2003
Ihre Pflege war mir anvertraut
Juli 2003


Ihre Pflege war mir anvertraut

Früh an einem Januarmorgen fuhren mein Mann und ich ins Krankenhaus, wo unser fünftes Kind, Charlotte, geboren werden sollte. Ich hatte mir schon während der Schwangerschaft immer wieder Sorgen gemacht und fragte meinen Mann nun ängstlich: „Was ist, wenn unser Baby nicht gesund ist?“

„Dann lieben wir es trotzdem“, gab er tröstend zur Antwort.

Als meine Tochter schließlich im Kreißsaal neben mir lag, schaute ich sie mir genau an. Sie sah ganz normal aus. Aber als man sie eilends forttrug, fragte ich beunruhigt: „Was ist los? Ist mit meinem Baby alles in Ordnung?“

„Der Arzt wird sich mit Ihnen unterhalten“, gab die Schwester zur Antwort. Mein Magen zog sich zusammen und die schlimmsten Ängste drängten an die Oberfläche.

Der Arzt erklärte uns dann bald, dass unser Baby am Down-Syndrom leide. Kummer, Ungläubigkeit, Wut und Schuldgefühle stiegen in mir hoch.

„Warum wir? Warum Charlotte?“, fragte ich. Meine Welt stand Kopf und ich wusste nicht, wie ich mit dieser Situation fertig werden sollte.

Mit Charlottes Geburt begann eine schwere Zeit. Kurz danach erlitt meine Schwiegermutter einen Schlaganfall, zwei unserer Autos gingen kaputt, unsere Firma geriet in Schwierigkeiten, Charlotte musste an Augen, Ohren und am Herzen operiert werden und die Arztrechnungen strömten nur so ins Haus.

Eines Tages war es besonders schlimm. Da ging ich mit Charlotte in unser Schlafzimmer und sprach mutlos ein Gebet: „Himmlischer Vater, das hier ist mehr, als ich ertragen kann. Bitte hilf mir.“ Dann stand ich langsam wieder auf und schaltete die Fernsehnachrichten ein, um mich abzulenken.

Das beherrschende Thema war ein Flugzeugabsturz, bei dem alle Passagiere ums Leben gekommen waren. Zum ersten Mal hörte ich mir die Nachrichten von einem anderen Blickwinkel aus an. „Irgendeine Frau hat bei diesem Absturz ihren Mann verloren“, überlegte ich. Wenn ich tauschen könnte, wäre ich dann lieber Witwe?

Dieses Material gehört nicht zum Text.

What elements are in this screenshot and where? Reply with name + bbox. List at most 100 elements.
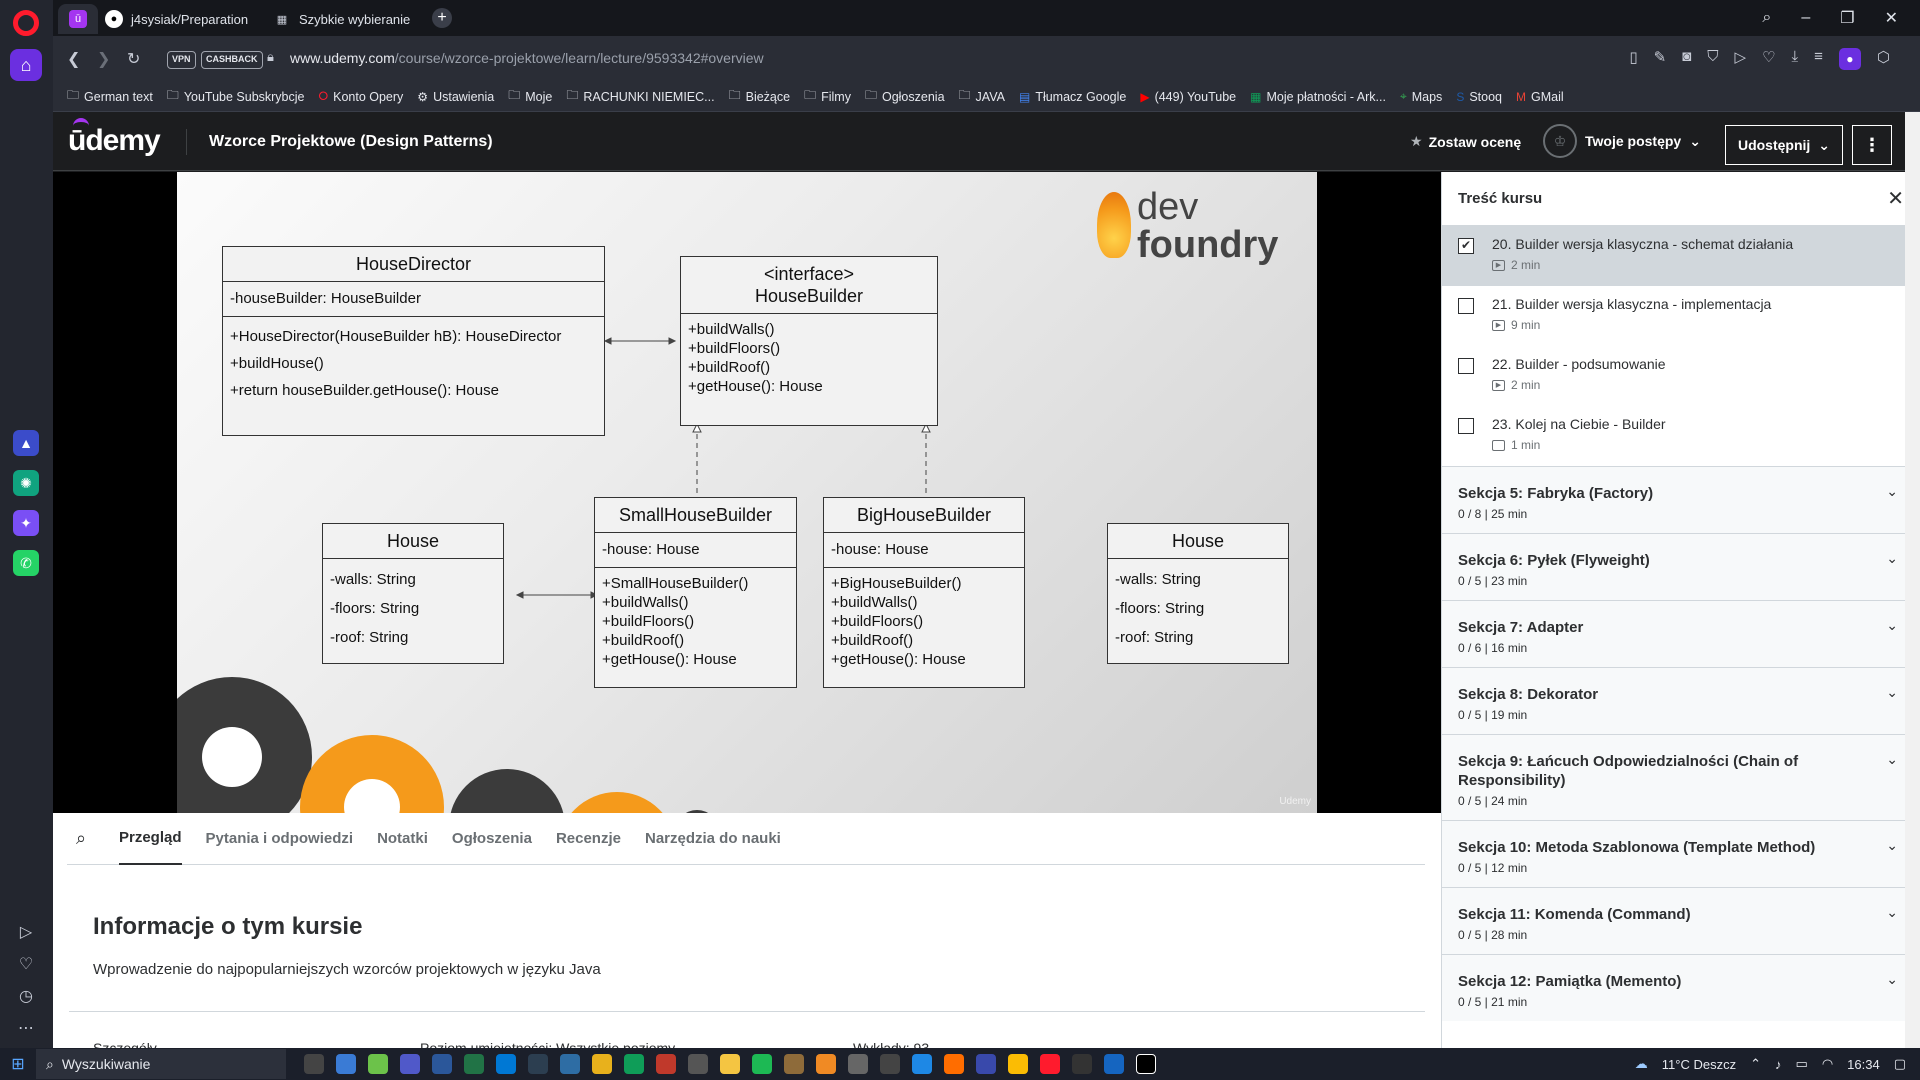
close-icon[interactable]: ✕ [1885, 8, 1898, 28]
vscode-icon[interactable] [496, 1054, 516, 1074]
chevron-up-icon[interactable]: ⌃ [1750, 1056, 1761, 1072]
explorer-icon[interactable] [720, 1054, 740, 1074]
tab-speed-dial[interactable]: ▦ Szybkie wybieranie [263, 4, 428, 34]
lesson-item[interactable]: 22. Builder - podsumowanie ▶ 2 min [1442, 346, 1920, 406]
content-tab[interactable]: Przegląd [119, 813, 182, 865]
chevron-down-icon[interactable]: ⌄ [1886, 971, 1898, 988]
section-item[interactable]: Sekcja 10: Metoda Szablonowa (Template M… [1442, 820, 1920, 887]
bookmark-item[interactable]: 🗀︎ Moje [508, 86, 552, 107]
taskbar-search[interactable]: ⌕ Wyszukiwanie [36, 1049, 286, 1079]
content-tab[interactable]: Pytania i odpowiedzi [206, 813, 354, 865]
new-tab-button[interactable]: + [432, 8, 452, 28]
section-item[interactable]: Sekcja 11: Komenda (Command) 0 / 5 | 28 m… [1442, 887, 1920, 954]
lesson-checkbox[interactable] [1458, 358, 1474, 374]
app-icon[interactable] [368, 1054, 388, 1074]
extensions-icon[interactable]: ⬡ [1877, 48, 1890, 70]
app-icon[interactable] [784, 1054, 804, 1074]
section-item[interactable]: Sekcja 12: Pamiątka (Memento) 0 / 5 | 21 … [1442, 954, 1920, 1021]
app-icon[interactable] [912, 1054, 932, 1074]
lesson-item[interactable]: ✔ 20. Builder wersja klasyczna - schemat … [1442, 226, 1920, 286]
cashback-badge[interactable]: CASHBACK [201, 51, 263, 69]
bookmark-item[interactable]: 🗀︎ German text [67, 86, 153, 107]
more-icon[interactable]: ⋯ [14, 1016, 38, 1040]
history-icon[interactable]: ◷ [14, 984, 38, 1008]
section-item[interactable]: Sekcja 8: Dekorator 0 / 5 | 19 min ⌄ [1442, 667, 1920, 734]
vlc-icon[interactable] [816, 1054, 836, 1074]
chatgpt-icon[interactable]: ✺ [13, 470, 39, 496]
whatsapp-icon[interactable]: ✆ [13, 550, 39, 576]
content-tab[interactable]: Narzędzia do nauki [645, 813, 781, 865]
home-icon[interactable]: ⌂ [10, 49, 42, 81]
url-field[interactable]: www.udemy.com/course/wzorce-projektowe/l… [290, 50, 764, 66]
more-options-button[interactable]: ⋮ [1852, 125, 1892, 165]
app-icon[interactable] [1104, 1054, 1124, 1074]
lesson-checkbox[interactable] [1458, 298, 1474, 314]
bookmark-item[interactable]: 🗀︎ Bieżące [729, 86, 791, 107]
wifi-icon[interactable]: ◠ [1822, 1056, 1833, 1072]
chevron-down-icon[interactable]: ⌄ [1886, 483, 1898, 500]
share-button[interactable]: Udostępnij ⌄ [1725, 125, 1843, 165]
course-title[interactable]: Wzorce Projektowe (Design Patterns) [209, 133, 493, 151]
lesson-item[interactable]: 23. Kolej na Ciebie - Builder 1 min [1442, 406, 1920, 466]
terminal-icon[interactable] [528, 1054, 548, 1074]
app-icon[interactable] [656, 1054, 676, 1074]
profile-icon[interactable]: ● [1838, 48, 1861, 70]
battery-icon[interactable]: ▭ [1796, 1056, 1808, 1072]
app-icon[interactable] [944, 1054, 964, 1074]
windows-start-icon[interactable]: ⊞ [0, 1054, 36, 1074]
lesson-checkbox[interactable] [1458, 418, 1474, 434]
bookmark-item[interactable]: ▦ Moje płatności - Ark... [1250, 90, 1386, 104]
chevron-down-icon[interactable]: ⌄ [1886, 904, 1898, 921]
rate-button[interactable]: ★ Zostaw ocenę [1410, 133, 1521, 150]
reader-icon[interactable]: ▯ [1629, 48, 1637, 70]
opera-logo-icon[interactable] [13, 10, 39, 36]
opera-icon[interactable] [1040, 1054, 1060, 1074]
content-tab[interactable]: Notatki [377, 813, 428, 865]
tab-github[interactable]: ● j4sysiak/Preparation [95, 4, 265, 34]
restore-icon[interactable]: ❐ [1840, 8, 1854, 28]
app-icon[interactable] [560, 1054, 580, 1074]
bookmark-item[interactable]: M GMail [1516, 90, 1564, 104]
excel-icon[interactable] [464, 1054, 484, 1074]
udemy-tab-icon[interactable]: ū [58, 4, 98, 34]
menu-icon[interactable]: ≡ [1814, 48, 1823, 70]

Als Nächstes ging es um einen jungen Mann, der verhaftet worden war, weil er Drogen verkaufte. Ich dachte: „Der Junge hat doch eine Mutter. Wäre ich lieber seine Mutter?“ Nach und nach wurde mir ein einfacher Grundsatz bewusst: Wir alle müssen Prüfungen durchstehen, die uns helfen, Fortschritt zu machen.

Ich schaute zu Charlotte hinüber. Da war mir, als hörte ich jemanden sagen: „Warum bist du so traurig, wo der himmlische Vater dir doch ein süßes kleines Baby geschenkt hat, das du lieben sollst?“ Das war die Antwort. Kein Flugzeugabsturz, kein Sohn, der Drogen verkaufte – ich sollte die kleine Charlotte lieben. Der himmlische Vater hatte mich nicht verlassen, sondern mir vielmehr ein Kind anvertraut, das besondere Pflege brauchte. Als mir bewusst wurde, wie groß das Vertrauen war, das der himmlische Vater mir geschenkt hatte, spürte ich, wie die Verbitterung wich.

Charlotte hat uns Frieden und Wertschätzung gelehrt. Obwohl es auch schwierige Zeiten gibt, gehört sie doch zu unserer Familie. Sie ist ein kleines Stück vom Himmel, das uns geschenkt wurde und das wir lieben sollen.

Annette Candland Alger gehört zur Gemeinde Enterprise 2 im Pfahl Enterprise, Utah.